A new method for complete quantitative interpretation of gravity data due to dipping faults
Abstract
We have developed a simple method to determine completely the model parameters of a buried dipping fault from gravity data (depths to the centers of the upper and lower portions of the faulted thin slab, dip angle, and amplitude coefficient). The method is based on defining the anomaly values at the origin and at four symmetrical points around the origin on the gravity anomaly profile. By defining these five pieces of information, the dip angle is determined for each value of the depth of the lower portion of the faulted thin slab by solving iteratively one nonlinear equation of the form f(α) = 0. The computed dip angles are plotted against the values of the depth representing a continuous depth-dip curve. The solution for the depth to the lower portion of the faulted thin slab (down-thrown block) and the dip angle of the buried fault is read at the common intersection of the depth-dip curves.
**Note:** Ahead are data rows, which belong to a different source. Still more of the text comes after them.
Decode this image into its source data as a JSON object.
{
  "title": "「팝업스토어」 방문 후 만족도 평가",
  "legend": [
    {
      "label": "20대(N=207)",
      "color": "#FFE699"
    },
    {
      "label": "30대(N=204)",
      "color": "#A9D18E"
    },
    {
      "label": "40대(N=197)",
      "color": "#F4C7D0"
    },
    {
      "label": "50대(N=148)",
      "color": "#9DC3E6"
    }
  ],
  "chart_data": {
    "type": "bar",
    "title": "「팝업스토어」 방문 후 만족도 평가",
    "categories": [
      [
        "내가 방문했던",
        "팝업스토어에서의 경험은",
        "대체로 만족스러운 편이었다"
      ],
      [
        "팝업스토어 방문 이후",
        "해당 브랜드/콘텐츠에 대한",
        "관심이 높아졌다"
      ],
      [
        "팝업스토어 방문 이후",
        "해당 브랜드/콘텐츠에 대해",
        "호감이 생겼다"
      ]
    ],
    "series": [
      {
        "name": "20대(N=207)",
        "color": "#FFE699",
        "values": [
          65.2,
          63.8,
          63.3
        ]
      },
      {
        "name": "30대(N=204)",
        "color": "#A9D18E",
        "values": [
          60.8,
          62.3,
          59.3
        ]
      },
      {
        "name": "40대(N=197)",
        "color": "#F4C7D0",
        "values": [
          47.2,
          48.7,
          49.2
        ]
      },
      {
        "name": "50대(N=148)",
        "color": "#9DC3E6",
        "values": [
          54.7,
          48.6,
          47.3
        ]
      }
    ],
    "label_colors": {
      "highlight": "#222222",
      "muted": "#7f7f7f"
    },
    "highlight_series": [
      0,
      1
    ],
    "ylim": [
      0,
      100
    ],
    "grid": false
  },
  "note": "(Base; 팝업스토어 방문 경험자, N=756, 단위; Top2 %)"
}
Knowing the depth to the center of the lower portion of the faulted layer and the dip angle, the problem of determining the depth to the center of the upper portion of the faulted slab (up-thrown block) is transformed into the problem of solving iteratively a nonlinear least-squares equation, f(z) = 0. Because the depths and the dip angle are known, the amplitude coefficient, which depends on the thickness and density contrast of the thin slab, is determined using a linear least-squares equation. The method is applied to theoretical data with and without random errors. The validity of the method is tested on real gravity data from Egypt. In all cases examined, the model parameters obtained are in good agreement with the actual ones and with those given in the published literature.